Going this route offers multiple benefits, including better allocation of developers’ time, according to Kelly Goetsch, Chief Strategy Officer at commercetools. “Commerce [functionalities] used to be expensive to deploy and hard to maintain, but now you have multi-tenant SaaS MACH-based commerce vendors, so it makes much more sense to pay a nominal fee to use, for example, our shopping cart versus building something and maintaining that. Developers are expensive, and no developer wants to get out of bed and fix a big queue of tickets around pricing errors in the shopping cart.”
“It all comes back to speed; MACH is named for it,” noted Thomas Mulreid, Head of Sales at Orium. “Moving as quickly as possible helps with both hard times, like COVID when you need to pivot quickly, but also the day-to-day. Your team wants to do things quickly, test things quickly, and having an experiment-driven approach is really important to success in B2B, B2C or any digital experience.”

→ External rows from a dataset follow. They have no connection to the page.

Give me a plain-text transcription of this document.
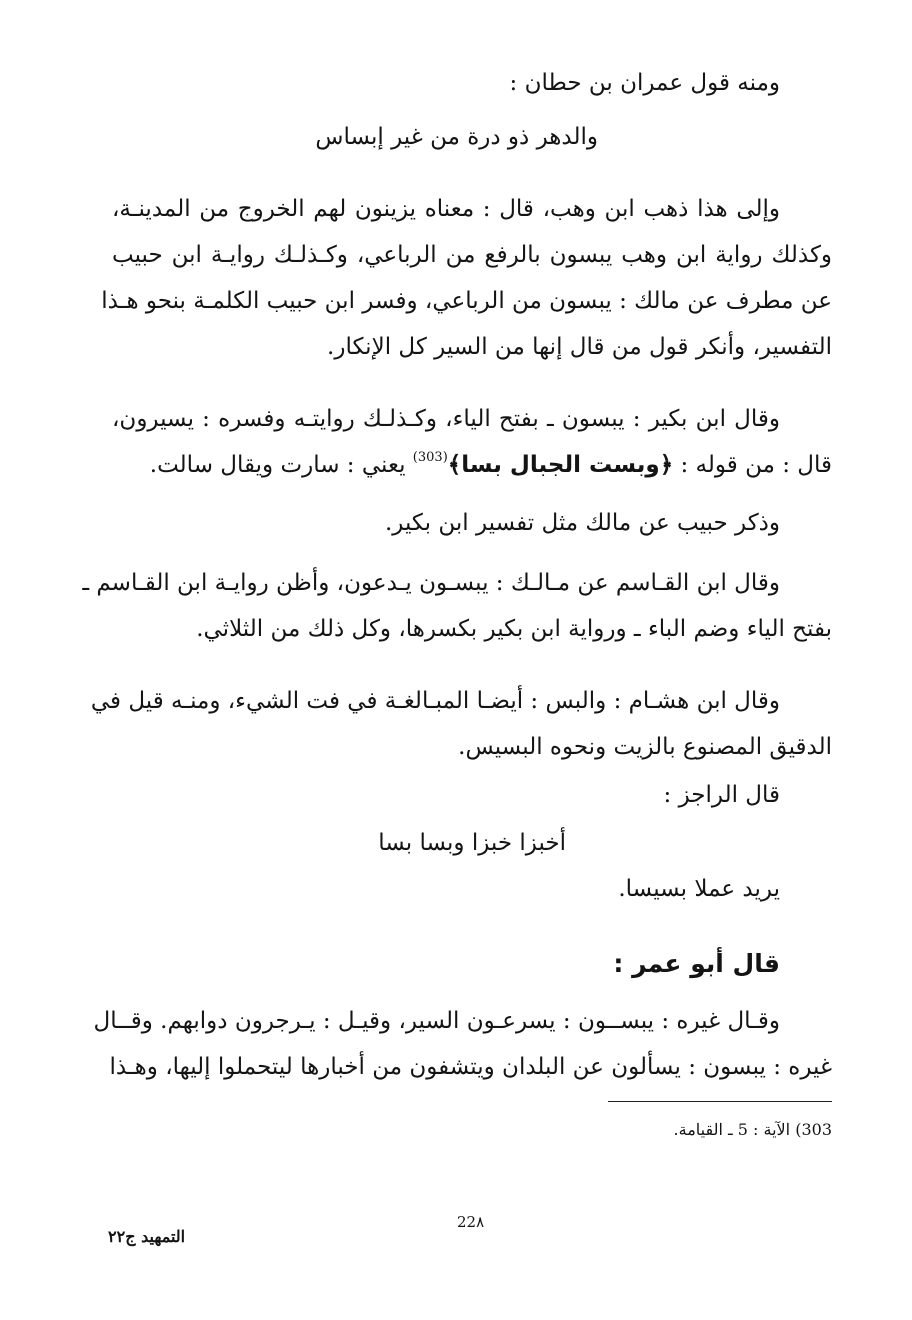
ومنه قول عمران بن حطان :
والدهر ذو درة من غير إبساس
وإلى هذا ذهب ابن وهب، قال : معناه يزينون لهم الخروج من المدينـة،
وكذلك رواية ابن وهب يبسون بالرفع من الرباعي، وكـذلـك روايـة ابن حبيب
عن مطرف عن مالك : يبسون من الرباعي، وفسر ابن حبيب الكلمـة بنحو هـذا
التفسير، وأنكر قول من قال إنها من السير كل الإنكار.
وقال ابن بكير : يبسون ـ بفتح الياء، وكـذلـك روايتـه وفسره : يسيرون،
قال : من قوله : ﴿وبست الجبال بسا﴾$^{(303)}$ يعني : سارت ويقال سالت.
وذكر حبيب عن مالك مثل تفسير ابن بكير.
وقال ابن القـاسم عن مـالـك : يبسـون يـدعون، وأظن روايـة ابن القـاسم ـ
بفتح الياء وضم الباء ـ ورواية ابن بكير بكسرها، وكل ذلك من الثلاثي.
وقال ابن هشـام : والبس : أيضـا المبـالغـة في فت الشيء، ومنـه قيل في
الدقيق المصنوع بالزيت ونحوه البسيس.
قال الراجز :
أخبزا خبزا وبسا بسا
يريد عملا بسيسا.
قال أبو عمر :
وقـال غيره : يبســون : يسرعـون السير، وقيـل : يـرجرون دوابهم. وقــال
غيره : يبسون : يسألون عن البلدان ويتشفون من أخبارها ليتحملوا إليها، وهـذا
303) الآية : 5 ـ القيامة.
22٨
التمهيد ج٢٢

River Island Drives Customer Retention with Personalized Promotions
With customer acquisition costs rising and consumers cutting back on spending, the name of the game this year is retention. UK fashion retailer River Island found that convenience, value and customer service were its customers’ top priorities. To deliver on those expectations the retailer knew that an omnichannel approach was essential.
“Customers don’t see different channels,” said Cecilia Corapi, Product Manager at River Island in the session, River Island’s Approach to CX: Leveraging Omnichannel Agility to Build Customer Engagement. “They see their interaction with the brand regardless of the touch point used, so consistency and connection through touch points are essential.”
Corapi detailed the ways River Island is doing this, including migrating to a headless commerce architecture, personalizing promotions at the customer level and launching a “take back scheme” in partnership with Reskinned.
Loyalty programs also can be a powerful omnichannel differentiator in times like these, according to Talon.One’s Enterprise Customer Success Manager Alexa Pak: “As shoppers are now thinking more critically about the brands they buy from, it’s also worth focusing on the non-financial benefits of your loyalty program to boost engagement — whether that’s introducing a community aspect, early access to sales or offering exclusive products,” she said.
How CTV is Helping Brands Maintain Marketing ROI Despite Ongoing Uncertainty
Uncertainty seems to be a constant in today’s world. Even as previous challenges resolve, new ones continue to crop up in the form of creeping inflation, fickle consumer sentiment, geopolitical conflicts and now bank failures. Riding it out is clearly no longer an alternative; instead, brands need to infuse their strategies with agility so they can adapt to whatever comes next.
In the session Resiliency Through CTV: Why the Retail Revolution will be Televised, MNTN’s Director of Product Innovation Oliver Embry discussed how connected TV can do just that for retailers’ marketing efforts. Brands that never would have considered TV advertising in the past because of its high cost and lack of targeting capabilities now have access to highly engaged television audiences through CTV. Not only can brands target their high-impact video campaigns to specific audiences, but the data loop of CTV allows brands to easily monitor performance and make adjustments on the fly as consumer and economic conditions change.